Tunes and Tales
What do a dancing giraffe, a sneezy garbage truck and a boy named Jack share in common? They have all been featured in the Charlottesville Symphony’s Tunes and Tales program at the Barrett Early Learning Center in downtown Charlottesville.
The Barrett Early Learning Center is the oldest childcare center in Virginia. Founded in 1935 under FDR’s Works Progress Administration (WPA) program, it introduces children ages 2-5 to the big, wide world through art, gardening, music, books, field trips, and more. Tunes and Tales has been a partner activity there since 2016. Over the course of a school year, Principal players from the Charlottesville Symphony at the University of Virginia – all of whom are UVA Music faculty members – open doors to the four families of orchestral instruments: strings, woodwinds, brass, and percussion. Each musician demonstrates an instrument and accompanies a storybook using music and sound effects that are easy for the orchestra’s littlest listeners to grasp.
Readers are members of the Charlottesville Symphony Society’s Education Committee and CSS Director of Youth Education Elizabeth Roberts. Following the story time, wide-eyed children are able to play real instruments. Roberts says, “It is wonderful to see how each child naturally gravitates towards one instrument or another.
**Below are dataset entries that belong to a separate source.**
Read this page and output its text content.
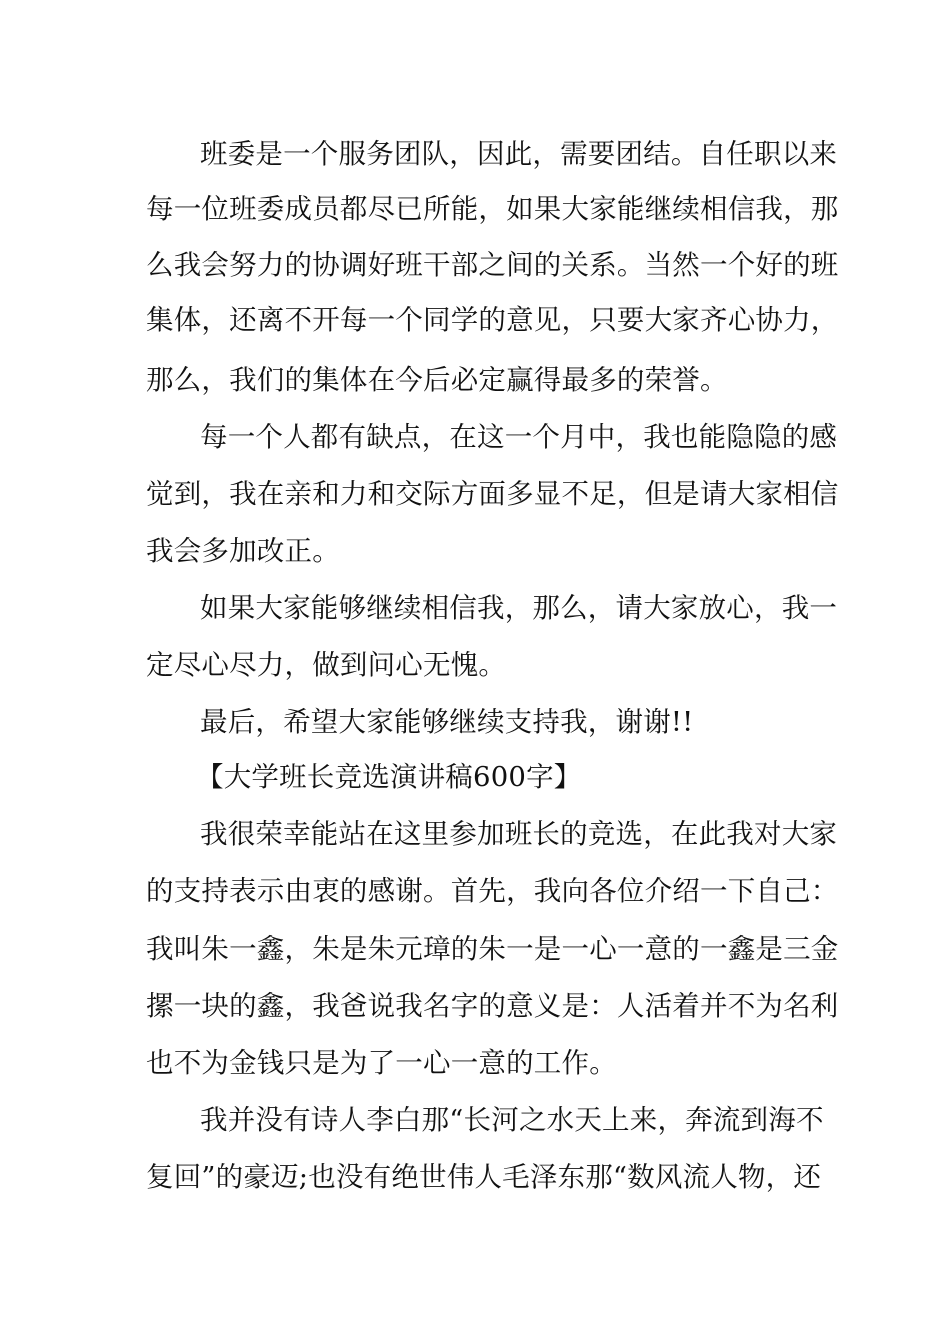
班委是一个服务团队，因此，需要团结。自任职以来
每一位班委成员都尽已所能，如果大家能继续相信我，那
么我会努力的协调好班干部之间的关系。当然一个好的班
集体，还离不开每一个同学的意见，只要大家齐心协力，
那么，我们的集体在今后必定赢得最多的荣誉。
每一个人都有缺点，在这一个月中，我也能隐隐的感
觉到，我在亲和力和交际方面多显不足，但是请大家相信
我会多加改正。
如果大家能够继续相信我，那么，请大家放心，我一
定尽心尽力，做到问心无愧。
最后，希望大家能够继续支持我，谢谢!!
【大学班长竞选演讲稿600字】
我很荣幸能站在这里参加班长的竞选，在此我对大家
的支持表示由衷的感谢。首先，我向各位介绍一下自己：
我叫朱一鑫，朱是朱元璋的朱一是一心一意的一鑫是三金
摞一块的鑫，我爸说我名字的意义是：人活着并不为名利
也不为金钱只是为了一心一意的工作。
我并没有诗人李白那“长河之水天上来，奔流到海不
复回”的豪迈;也没有绝世伟人毛泽东那“数风流人物，还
This is a rare opportunity for them to poke, prod, buzz, honk, strum, shake, strike – and even finesse – so many real orchestral instruments.”
The word that musicians, volunteer readers, and BELC staff alike use to sum up the experience is JOY.
Tunes and Tales is one component of a much larger education program offered free of charge by the Charlottesville Symphony Society to Pre-K through Grade 12 students in an eleven-county region.